Kultur : Klassik: Tod und Untergang

Eckart Schwinger

Bei Hans Werner Henzes Opern und Sinfonien stößt man nicht nur auf einen menschlichen Ton, sondern auch auf einen politischen und philosophischen Hintergrund. In seiner Kleist-Oper "Der Prinz von Homburg", die jetzt zu seinem 75. Geburtstag in der Bismarckstraße wieder auf die Bühne gelangt, wie in seiner bislang letzten Sinfonie mit der seit Beethoven so magischen Zahl Numero 9 kommen bedrängende Gedankenbilder von Angst, Terror und Tod zum Tragen. Im Schlußsatz dieser Sinfonia für Chor und Orchester auf eine Dichtung von Hans-Ulrich Treichel nach "Das siebte Kreuz" von Anna Seghers greift allerdings ein Suchen nach Hoffnung um sich.

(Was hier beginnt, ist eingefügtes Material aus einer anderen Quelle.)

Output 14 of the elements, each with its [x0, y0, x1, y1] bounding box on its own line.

Henzes "Neunte" von 1997 hinterließ bei der Aufführung des Rundfunk-Sinfonieorchesters Berlin unter Leitung des hoch befähigten jungen schwedischen Dirigenten und Komponisten Rolf Gupta im Konzerthaus eine nachhaltige Wirkung. Gupta und der in optimaler Form hervortretende Rundfunkchor Berlin und das RSB trafen haarscharf Henzes Ton des Mitleids und Protests. Rolf Gupta verband dabei mit emotionaler Intensität und gewaltloser Klarheit die grausamen "Kreuzwegstationen" der sieben KZ-Flüchtlinge, von denen nur einer den Leidensweg übersteht. Eine geradezu requiemhafte Aura breitet sich in diesen sieben Sätzen aus. Neben den erschreckend eruptiven Bildern haben es jedoch die leisen Momente besonders in sich. Stilelemente von Bach, Berg oder Mahler sind genialisch in das Ganze integriert. Hans Werner Henze komponiert eben auch hierbei nicht nur den Absturz in tiefste Tiefen, sondern auch den subtilen seelischen Schmerz, den unauslöschlichen menschlichen Hoffnungsschimmer. Das Publikum hatte die Botschaft vernommen.